Your family may have played a role in the Great War of 1914-1918. Discover how the war came about, what role your family, both soldier and civilian, played in the "War to End all Wars," and the resources available for researchers.
There are many resources available to help in your search for your family who may have participated in World War I. Beginning in 1917, there were various draft registrations for men born between 1871 and 1899. The World War I Draft Registration Cards are terrific resources. They are arranged by draft registration districts within a county and arranged by counties within a state. Men are listed alphabetically by name, with date of birth and place of birth, employer, nearest relative, a physical description, and their signature. An easier way to search these records is to use Ancestry Library Edition at any Denver Public Library location. You can explore across this set of databases for family members who may have participated in the war.
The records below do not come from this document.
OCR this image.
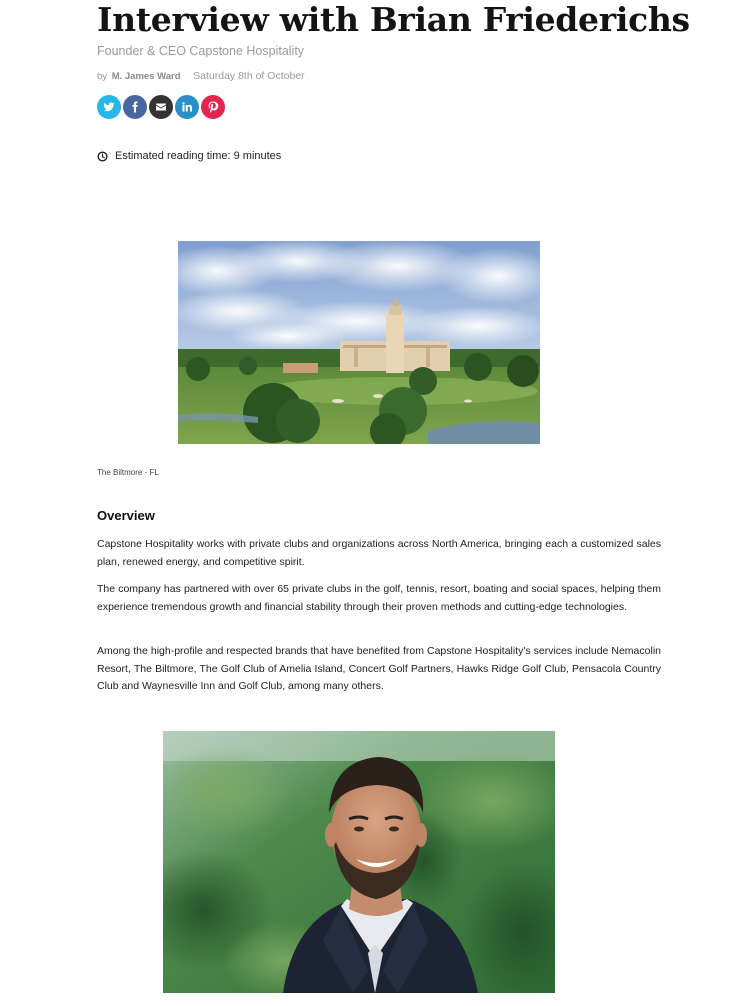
Interview with Brian Friederichs
Founder & CEO Capstone Hospitality
by M. James Ward Saturday 8th of October
Estimated reading time: 9 minutes
The Biltmore - FL
Overview

Capstone Hospitality works with private clubs and organizations across North America, bringing each a customized sales plan, renewed energy, and competitive spirit.

The company has partnered with over 65 private clubs in the golf, tennis, resort, boating and social spaces, helping them experience tremendous growth and financial stability through their proven methods and cutting-edge technologies.

Among the high-profile and respected brands that have benefited from Capstone Hospitality's services include Nemacolin Resort, The Biltmore, The Golf Club of Amelia Island, Concert Golf Partners, Hawks Ridge Golf Club, Pensacola Country Club and Waynesville Inn and Golf Club, among many others.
To see who served in the war consult guides such as the Roster of Men and Women Who Served in the World War from Colorado, 1917-18 which was published by the Colorado Adjutant General of the Colorado National Guard in 1941. This book has been digitized and is available through Ancestry Library Edition and can be searched at any Denver Public Library.
Books that may assist in your research include:
American Women in World War I: They Also Served by Lettie Gavin,
The Great War: a Guide to the Service Records of All the World's Fighting Men and Volunteers by Christina Schaefer.
Not every man or woman who served came home from the war. There are a couple of listings that the researcher may find useful, such as, Colorado World War I Casualties in Europe and Fallen Heroes of World War I From Denver, Colorado.
Remember, exploring your family history in the Western History and Genealogy Department can reveal their role in World War I.